Au festival de la biographie à Nîmes, Caroline Fourgeaud-Laville propose une "mise au point" sur la Grèce antique "sans désenchanter les légendes"
Homosexualité, la cité perdue de l’Atlantide, les guerres, une démocratie nuancée, Caroline Fourgeaud-Laville a livré une esquisse de sa vision de la Grèce antique, entre mythes et réalité, lors d’une conférence au festival de la biographie, ce dimanche 25 janvier.

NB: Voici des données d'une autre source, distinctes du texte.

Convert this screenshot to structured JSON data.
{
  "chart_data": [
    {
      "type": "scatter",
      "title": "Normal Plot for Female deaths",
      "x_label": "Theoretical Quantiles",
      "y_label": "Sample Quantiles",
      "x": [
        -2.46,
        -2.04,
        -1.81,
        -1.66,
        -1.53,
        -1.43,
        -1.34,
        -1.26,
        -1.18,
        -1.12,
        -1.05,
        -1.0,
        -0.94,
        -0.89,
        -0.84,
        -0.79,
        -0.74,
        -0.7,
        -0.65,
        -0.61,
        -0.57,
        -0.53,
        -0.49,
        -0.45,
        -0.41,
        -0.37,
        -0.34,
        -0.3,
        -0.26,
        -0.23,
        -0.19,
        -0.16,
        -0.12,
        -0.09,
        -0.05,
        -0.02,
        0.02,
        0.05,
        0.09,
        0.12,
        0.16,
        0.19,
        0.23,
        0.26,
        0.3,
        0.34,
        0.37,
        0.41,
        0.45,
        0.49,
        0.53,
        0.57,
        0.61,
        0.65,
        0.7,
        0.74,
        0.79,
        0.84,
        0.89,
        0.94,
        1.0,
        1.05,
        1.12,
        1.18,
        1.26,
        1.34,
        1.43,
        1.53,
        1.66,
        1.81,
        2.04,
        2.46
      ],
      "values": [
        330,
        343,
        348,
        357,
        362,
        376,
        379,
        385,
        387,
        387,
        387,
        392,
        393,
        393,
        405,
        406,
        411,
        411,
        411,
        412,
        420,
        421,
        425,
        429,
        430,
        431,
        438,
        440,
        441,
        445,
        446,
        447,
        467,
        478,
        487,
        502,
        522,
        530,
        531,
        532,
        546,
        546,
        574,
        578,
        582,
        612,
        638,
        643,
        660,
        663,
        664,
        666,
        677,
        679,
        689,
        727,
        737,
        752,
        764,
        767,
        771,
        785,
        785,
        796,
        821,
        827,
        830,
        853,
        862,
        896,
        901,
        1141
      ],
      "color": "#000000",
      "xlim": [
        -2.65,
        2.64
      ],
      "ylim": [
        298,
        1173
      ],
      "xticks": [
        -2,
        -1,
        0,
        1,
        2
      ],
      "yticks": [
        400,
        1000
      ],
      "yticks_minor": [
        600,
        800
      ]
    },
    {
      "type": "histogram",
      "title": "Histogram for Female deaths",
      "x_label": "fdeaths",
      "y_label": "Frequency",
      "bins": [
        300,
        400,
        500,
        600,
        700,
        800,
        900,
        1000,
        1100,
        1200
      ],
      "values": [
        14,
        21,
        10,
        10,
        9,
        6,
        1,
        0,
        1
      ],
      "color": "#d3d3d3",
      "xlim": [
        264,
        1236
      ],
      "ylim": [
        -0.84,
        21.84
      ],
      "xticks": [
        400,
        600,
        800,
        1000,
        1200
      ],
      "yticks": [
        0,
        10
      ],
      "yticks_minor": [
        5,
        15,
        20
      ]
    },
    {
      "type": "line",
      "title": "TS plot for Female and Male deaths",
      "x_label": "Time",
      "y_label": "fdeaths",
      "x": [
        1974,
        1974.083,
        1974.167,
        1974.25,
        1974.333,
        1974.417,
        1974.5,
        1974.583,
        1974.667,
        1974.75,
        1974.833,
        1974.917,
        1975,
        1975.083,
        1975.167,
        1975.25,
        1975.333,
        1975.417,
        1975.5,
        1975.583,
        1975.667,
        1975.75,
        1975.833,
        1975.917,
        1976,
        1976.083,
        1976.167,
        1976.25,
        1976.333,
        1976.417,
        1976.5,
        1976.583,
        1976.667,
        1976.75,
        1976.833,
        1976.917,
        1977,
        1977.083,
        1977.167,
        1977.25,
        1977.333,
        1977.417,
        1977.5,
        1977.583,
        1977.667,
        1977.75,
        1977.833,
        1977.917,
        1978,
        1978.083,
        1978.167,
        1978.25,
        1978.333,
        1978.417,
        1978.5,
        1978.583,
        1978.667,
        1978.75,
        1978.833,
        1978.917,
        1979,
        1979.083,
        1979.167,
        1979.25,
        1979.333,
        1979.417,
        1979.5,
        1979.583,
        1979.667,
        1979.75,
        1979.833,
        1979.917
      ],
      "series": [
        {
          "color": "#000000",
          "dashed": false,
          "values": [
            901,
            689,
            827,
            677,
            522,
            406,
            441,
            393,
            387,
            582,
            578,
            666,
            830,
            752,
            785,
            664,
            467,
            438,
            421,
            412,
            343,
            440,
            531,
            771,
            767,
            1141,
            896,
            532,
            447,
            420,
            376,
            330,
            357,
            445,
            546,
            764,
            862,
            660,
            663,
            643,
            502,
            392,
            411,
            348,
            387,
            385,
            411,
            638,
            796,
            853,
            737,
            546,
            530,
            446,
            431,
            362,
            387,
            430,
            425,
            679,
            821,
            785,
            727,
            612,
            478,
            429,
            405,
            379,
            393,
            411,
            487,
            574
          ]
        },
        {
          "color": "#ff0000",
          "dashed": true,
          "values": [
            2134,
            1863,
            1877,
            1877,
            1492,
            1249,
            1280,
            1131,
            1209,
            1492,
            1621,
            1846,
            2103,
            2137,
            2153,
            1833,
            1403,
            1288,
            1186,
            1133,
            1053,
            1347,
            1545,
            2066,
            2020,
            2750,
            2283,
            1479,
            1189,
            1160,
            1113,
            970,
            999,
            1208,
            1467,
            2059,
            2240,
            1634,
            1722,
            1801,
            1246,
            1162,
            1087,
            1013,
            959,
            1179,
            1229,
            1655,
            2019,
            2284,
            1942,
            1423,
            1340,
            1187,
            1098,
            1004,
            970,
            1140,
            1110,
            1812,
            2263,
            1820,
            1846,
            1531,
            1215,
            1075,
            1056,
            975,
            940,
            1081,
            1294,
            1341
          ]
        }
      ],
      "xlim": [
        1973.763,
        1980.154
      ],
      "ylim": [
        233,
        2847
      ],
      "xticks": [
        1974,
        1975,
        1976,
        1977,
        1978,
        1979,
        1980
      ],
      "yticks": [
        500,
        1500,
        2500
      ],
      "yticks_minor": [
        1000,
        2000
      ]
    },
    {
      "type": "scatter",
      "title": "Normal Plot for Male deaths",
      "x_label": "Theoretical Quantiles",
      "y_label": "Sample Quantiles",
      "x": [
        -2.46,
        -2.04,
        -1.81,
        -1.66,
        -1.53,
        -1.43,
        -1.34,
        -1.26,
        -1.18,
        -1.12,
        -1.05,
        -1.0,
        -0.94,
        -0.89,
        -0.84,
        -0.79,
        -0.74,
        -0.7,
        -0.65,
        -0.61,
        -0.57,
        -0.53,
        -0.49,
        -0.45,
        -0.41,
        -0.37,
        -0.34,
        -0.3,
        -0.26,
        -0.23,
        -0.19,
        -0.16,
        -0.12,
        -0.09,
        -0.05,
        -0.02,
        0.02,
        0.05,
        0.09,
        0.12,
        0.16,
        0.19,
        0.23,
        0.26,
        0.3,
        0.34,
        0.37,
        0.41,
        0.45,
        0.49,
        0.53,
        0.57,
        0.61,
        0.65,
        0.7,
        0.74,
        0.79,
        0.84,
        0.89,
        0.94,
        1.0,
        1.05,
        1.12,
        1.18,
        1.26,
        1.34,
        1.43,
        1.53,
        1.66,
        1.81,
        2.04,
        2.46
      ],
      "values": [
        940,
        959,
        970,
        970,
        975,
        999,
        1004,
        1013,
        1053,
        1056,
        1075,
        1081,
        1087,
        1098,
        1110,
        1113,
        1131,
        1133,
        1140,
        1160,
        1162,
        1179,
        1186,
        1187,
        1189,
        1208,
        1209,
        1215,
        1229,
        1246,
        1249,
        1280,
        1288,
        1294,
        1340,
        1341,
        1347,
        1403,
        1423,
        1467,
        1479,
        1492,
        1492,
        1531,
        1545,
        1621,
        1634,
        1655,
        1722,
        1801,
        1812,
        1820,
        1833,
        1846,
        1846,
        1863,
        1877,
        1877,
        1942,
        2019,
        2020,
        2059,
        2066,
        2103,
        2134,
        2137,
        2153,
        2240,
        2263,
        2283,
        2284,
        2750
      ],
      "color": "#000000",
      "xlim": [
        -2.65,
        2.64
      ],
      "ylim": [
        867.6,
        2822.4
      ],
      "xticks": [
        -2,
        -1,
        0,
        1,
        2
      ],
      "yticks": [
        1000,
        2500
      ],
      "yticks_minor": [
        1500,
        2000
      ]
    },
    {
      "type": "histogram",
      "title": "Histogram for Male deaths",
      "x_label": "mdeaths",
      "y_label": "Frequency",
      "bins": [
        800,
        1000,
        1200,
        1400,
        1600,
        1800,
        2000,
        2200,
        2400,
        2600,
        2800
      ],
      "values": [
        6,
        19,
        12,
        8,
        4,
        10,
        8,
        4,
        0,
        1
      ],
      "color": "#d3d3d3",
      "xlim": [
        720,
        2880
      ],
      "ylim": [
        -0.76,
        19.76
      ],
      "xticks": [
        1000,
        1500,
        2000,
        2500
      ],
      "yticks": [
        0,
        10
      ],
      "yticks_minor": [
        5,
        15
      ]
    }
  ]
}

La Grèce antique, une civilisation qui a souvent nourri les récits littéraires ou les adaptations cinématographiques. Des histoires puisées entre les mythes et légendes que Caroline Fourgeaud-Laville, grande passionnée de cette époque, a voulu déconstruire. Ou presque. "C’est une mise au point, sans pour autant désenchanter totalement les légendes", nuance-t-elle, ce dimanche 25 janvier, lors d’une conférence au festival de la biographie, où elle a présenté son dernier ouvrage Grèce antique, légendes et vérités.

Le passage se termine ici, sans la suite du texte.